The WaPo article presents an interesting set of nuances pertaining to the language of the 12th and 22nd Amendments. It also alludes to at least one of the non-elected emplacement scenarios. One such scenario that it hasn't addressed is one that, like several others, introduces a jurisprudential/Constitutional dilemma.
That scenario is this: a party nominates a former two-term POTUS and he wins the election and the electoral college'a electors indeed vote for him as per the will of the people in their respective states. What's to happen then?
- The SCOTUS (the Chief Justice) refuses to inaugurate the elected individual?
- The Congress keeps holding electoral college votes in the hope that the electors elect someone else?
- The states "unseat" their electors and send new ones?
- The majority of the electorate's will is, somehow, simply disregarded and subverted?
- The Speaker-Elect of the House becomes POTUS?
- The VP-elect who ran with the former POTUS becomes POTUS?
In case readers were wondering what inspired me to consider the above noted dilemma, it's the inherently controversial notion of
jury nullification wherein jurors substantively say "Screw that precedent and the law say.
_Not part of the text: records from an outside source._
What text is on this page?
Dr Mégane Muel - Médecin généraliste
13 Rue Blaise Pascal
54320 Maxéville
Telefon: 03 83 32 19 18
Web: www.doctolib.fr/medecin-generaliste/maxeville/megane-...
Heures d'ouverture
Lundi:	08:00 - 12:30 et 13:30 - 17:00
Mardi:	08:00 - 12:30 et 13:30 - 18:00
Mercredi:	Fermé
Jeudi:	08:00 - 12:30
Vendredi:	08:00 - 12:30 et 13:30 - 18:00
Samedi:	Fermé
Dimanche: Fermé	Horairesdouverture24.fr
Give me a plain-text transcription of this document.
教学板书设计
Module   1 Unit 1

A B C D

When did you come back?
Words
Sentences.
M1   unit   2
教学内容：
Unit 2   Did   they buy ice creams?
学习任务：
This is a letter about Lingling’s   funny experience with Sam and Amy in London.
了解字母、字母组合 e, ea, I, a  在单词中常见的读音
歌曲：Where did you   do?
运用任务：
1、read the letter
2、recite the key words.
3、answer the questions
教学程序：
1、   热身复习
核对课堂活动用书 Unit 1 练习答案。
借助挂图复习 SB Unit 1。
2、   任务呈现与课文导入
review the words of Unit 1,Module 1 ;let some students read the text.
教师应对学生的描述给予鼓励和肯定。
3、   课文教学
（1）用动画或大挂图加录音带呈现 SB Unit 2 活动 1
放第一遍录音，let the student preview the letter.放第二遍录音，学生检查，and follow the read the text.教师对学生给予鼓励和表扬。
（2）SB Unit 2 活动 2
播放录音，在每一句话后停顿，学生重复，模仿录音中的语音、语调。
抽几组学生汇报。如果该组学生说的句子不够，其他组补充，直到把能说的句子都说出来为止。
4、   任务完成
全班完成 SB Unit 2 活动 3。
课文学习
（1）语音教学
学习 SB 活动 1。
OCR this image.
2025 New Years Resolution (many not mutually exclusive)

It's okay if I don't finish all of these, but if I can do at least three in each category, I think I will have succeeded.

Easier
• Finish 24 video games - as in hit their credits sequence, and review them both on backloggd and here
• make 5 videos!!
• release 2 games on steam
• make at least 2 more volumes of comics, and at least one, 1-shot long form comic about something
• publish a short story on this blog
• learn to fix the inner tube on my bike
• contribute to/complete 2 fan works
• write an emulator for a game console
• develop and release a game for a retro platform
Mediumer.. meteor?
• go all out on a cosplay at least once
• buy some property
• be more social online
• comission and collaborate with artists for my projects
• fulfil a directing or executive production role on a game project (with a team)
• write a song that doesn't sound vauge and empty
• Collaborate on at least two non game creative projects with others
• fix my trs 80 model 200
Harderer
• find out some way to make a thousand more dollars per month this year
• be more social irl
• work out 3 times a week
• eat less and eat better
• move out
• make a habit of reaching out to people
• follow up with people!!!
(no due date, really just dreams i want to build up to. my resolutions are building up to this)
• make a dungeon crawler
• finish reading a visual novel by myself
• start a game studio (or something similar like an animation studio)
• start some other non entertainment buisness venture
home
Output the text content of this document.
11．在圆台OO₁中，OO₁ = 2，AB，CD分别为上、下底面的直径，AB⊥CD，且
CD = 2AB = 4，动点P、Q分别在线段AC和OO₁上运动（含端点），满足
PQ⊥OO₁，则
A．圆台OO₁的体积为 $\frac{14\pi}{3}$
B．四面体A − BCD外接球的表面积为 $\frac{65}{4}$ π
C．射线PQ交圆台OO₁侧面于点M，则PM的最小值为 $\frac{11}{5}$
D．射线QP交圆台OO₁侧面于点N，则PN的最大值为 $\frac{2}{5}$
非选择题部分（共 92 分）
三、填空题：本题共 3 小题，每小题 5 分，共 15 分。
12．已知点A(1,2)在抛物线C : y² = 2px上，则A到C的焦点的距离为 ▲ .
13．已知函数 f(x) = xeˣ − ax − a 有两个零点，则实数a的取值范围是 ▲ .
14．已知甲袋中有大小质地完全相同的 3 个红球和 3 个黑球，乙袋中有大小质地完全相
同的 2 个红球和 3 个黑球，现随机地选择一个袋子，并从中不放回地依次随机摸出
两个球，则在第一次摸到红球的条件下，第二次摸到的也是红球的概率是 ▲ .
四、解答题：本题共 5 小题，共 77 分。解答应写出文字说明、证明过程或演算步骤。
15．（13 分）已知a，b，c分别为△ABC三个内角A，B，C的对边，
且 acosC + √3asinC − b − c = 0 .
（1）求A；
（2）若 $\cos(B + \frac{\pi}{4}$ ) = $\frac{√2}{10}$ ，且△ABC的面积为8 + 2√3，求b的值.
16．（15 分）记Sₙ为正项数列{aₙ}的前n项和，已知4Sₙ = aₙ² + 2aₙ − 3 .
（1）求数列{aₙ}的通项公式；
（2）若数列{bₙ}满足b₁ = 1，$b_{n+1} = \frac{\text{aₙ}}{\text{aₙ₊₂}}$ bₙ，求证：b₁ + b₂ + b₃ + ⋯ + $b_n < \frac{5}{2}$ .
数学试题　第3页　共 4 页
We think the law/precedent is wrong and/or wrongly applied (for whatever reason the jurors think so) and that the defendant should be therefore found not guilty, and that's our verdict." The principle driving my conception of the above noted conundrum is that of the direct will of the people vs. what the people's representatives have enacted. It's a normative matter of what be the role and/or primacy of directly democratic decision making in a democratic republic.